Medline ® Abstract for Reference 78
of 'Extravasation injury from chemotherapy and other non-antineoplastic vesicants'
Experimental chemotherapy-induced skin necrosis in swine. Mechanistic studies of anthracycline antibiotic toxicity and protection with a radical dimer compound.

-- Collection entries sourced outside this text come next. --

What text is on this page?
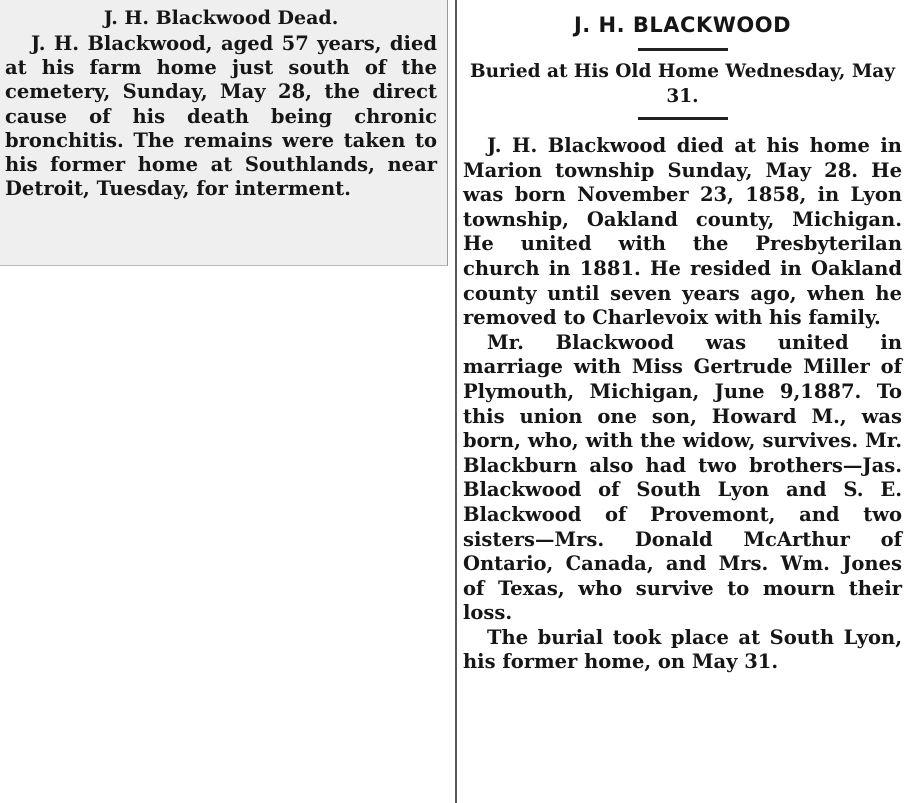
J. H. Blackwood Dead.

J. H. Blackwood, aged 57 years, died at his farm home just south of the cemetery, Sunday, May 28, the direct cause of his death being chronic bronchitis. The remains were taken to his former home at Southlands, near Detroit, Tuesday, for interment.

J. H. BLACKWOOD

Buried at His Old Home Wednesday, May 31.

J. H. Blackwood died at his home in Marion township Sunday, May 28. He was born November 23, 1858, in Lyon township, Oakland county, Michigan. He united with the Presbyterilan church in 1881. He resided in Oakland county until seven years ago, when he removed to Charlevoix with his family.

Mr. Blackwood was united in marriage with Miss Gertrude Miller of Plymouth, Michigan, June 9,1887. To this union one son, Howard M., was born, who, with the widow, survives. Mr. Blackburn also had two brothers—Jas. Blackwood of South Lyon and S. E. Blackwood of Provemont, and two sisters—Mrs. Donald McArthur of Ontario, Canada, and Mrs. Wm. Jones of Texas, who survive to mourn their loss.

The burial took place at South Lyon, his former home, on May 31.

Averbuch SD, Boldt M, Gaudiano G, Stern JB, Koch TH, Bachur NR
J Clin Invest. 1988;81(1):142.
The reactivity of antitumor anthracycline and mitomycin C antibiotics with the oxomorpholinyl radical dimers, bi(3,5,5-trimethyl-2-oxomorpholin-3-yl) (TM3) and bi(3,5-dimethyl-5-hydroxymethyl-2-oxomorpholin-3-yl) (DHM3), was studied in vitro. The oxomorpholinyl radical reduced daunorubicin to a quinone methide intermediate that reacted with solvent to form 7-deoxydaunorubicinone. The solvolysis reaction followed first order kinetics, and the reactivity rate constants (k2) measured for seven anthracycline analogues ranged from 2 X 10(-2) s-1 to 8.0 X 10(-4) s-1. The chemical reactivity of each anthracycline quinone methide correlated with the total skin toxicity caused by the respective parent anthracycline following injection into swine skin. Microscopic examination of experimental lesions in swine skin resemble those observed in humans after inadvertant chemotherapy extravasation. Hydrocortisone sodium succinate was not effective for the treatment of doxorubicin-induced skin necrosis, whereas DHM3 was effective for the treatment of skin necrosis caused by all seven anthracyclines and by the quinone containing antibiotic, mitomycin C.
Division of Cancer Treatment, National Cancer Institute, Bethesda, Maryland 20892.